Ces documents précisent que les deux salariés pourront être amenés à exécuter leur contrat de travail et à effectuer des vacations dans la région Moselle, Meurthe et Moselle, et Meuse.

Par ailleurs, la pièce n°12 de la SAS Fiducial Private Security présente le contrat de travail conclu entre la société Triomphe Sécurité et M. [U] à la date du 30 août 2012, mentionnant notamment, à l’article 5 intitulé « lieu de travail / clause de mobilité » que le salarié « pourra être amené à exécuter son contrat de travail et à effectuer des vacations dans la région Lorraine et départements limitrophes, constituant les bassins d’emplois dans les limites desquels, s’agissant du présent contrat, le Société exerce son activité ».
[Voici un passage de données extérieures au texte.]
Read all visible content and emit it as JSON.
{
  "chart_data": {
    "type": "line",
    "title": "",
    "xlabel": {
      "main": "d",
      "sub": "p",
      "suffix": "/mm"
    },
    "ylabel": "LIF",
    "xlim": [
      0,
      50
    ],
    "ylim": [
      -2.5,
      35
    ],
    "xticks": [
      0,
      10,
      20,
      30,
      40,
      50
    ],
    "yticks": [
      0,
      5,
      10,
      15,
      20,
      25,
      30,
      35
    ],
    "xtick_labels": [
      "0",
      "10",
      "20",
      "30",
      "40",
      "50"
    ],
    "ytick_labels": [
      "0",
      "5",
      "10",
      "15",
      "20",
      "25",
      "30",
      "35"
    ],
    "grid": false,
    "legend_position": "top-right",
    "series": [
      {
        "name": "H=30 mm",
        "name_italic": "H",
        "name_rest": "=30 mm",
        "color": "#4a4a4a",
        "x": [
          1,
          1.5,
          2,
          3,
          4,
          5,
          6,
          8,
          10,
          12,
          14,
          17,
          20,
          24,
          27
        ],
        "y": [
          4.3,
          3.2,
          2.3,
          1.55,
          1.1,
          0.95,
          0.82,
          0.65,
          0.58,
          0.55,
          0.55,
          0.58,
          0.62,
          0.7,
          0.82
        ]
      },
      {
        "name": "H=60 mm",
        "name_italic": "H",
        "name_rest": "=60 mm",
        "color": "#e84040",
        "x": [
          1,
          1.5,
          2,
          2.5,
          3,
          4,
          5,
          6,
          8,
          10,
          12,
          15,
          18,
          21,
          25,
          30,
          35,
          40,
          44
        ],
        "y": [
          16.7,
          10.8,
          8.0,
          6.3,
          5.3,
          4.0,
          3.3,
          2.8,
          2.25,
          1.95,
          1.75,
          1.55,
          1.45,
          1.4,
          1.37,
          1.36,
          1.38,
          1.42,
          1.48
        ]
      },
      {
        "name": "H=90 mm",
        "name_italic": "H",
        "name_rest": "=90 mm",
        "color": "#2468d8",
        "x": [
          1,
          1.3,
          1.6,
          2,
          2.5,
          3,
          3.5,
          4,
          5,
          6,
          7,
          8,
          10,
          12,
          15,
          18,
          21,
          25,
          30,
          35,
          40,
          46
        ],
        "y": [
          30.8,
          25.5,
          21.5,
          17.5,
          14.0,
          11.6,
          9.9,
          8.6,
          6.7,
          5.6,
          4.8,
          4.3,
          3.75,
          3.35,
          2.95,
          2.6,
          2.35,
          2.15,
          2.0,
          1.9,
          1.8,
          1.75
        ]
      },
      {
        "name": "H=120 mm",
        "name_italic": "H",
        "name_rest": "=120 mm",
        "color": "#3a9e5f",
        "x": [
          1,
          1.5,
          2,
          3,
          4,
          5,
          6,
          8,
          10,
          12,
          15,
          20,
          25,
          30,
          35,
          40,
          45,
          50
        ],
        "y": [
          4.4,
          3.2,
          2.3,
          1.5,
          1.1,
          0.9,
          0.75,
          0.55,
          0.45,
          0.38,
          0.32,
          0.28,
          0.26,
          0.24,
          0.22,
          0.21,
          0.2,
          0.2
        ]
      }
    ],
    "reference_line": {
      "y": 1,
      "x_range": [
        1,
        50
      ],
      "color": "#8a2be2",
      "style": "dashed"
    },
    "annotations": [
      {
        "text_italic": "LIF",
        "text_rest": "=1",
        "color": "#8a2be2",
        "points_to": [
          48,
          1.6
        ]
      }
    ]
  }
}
Enfin, si aucun autre contrat de travail ou avenant n’est versé aux débats, il doit cependant être constaté que la SAS Fiducial Private Security avait reçu l’intégralité des contrats de travail des salariés transférés, dont les quatre appelants font partie, au vu du courrier daté du 26 mai 2015 établi par la direction de la société Triomphe Sécurité, de sorte qu’elle avait connaissance de l’éventuelle clause de mobilité et de son contenu prévue au contrat de travail de M. [C] ainsi que de Messieurs [U], [H] et [M].

Dans sa nouvelle proposition d’avenant formulée par lettre du 26 février 2021 et adressée à M. [C] tout comme aux trois autres salariés, la SAS Fiducial Private Security fait état de sa volonté de tenir compte de l’arrêt prononcé par la Cour de Cassation le 27 mai 2020 et propose de modifier la clause litigieuse de la façon suivante :

« En référence à l’article 1 des conditions générales, (le salarié) pourra donc être affecté sur le site de l’un quelconque des clients de l’entreprise situés dans la région suivante : LORRAINE ».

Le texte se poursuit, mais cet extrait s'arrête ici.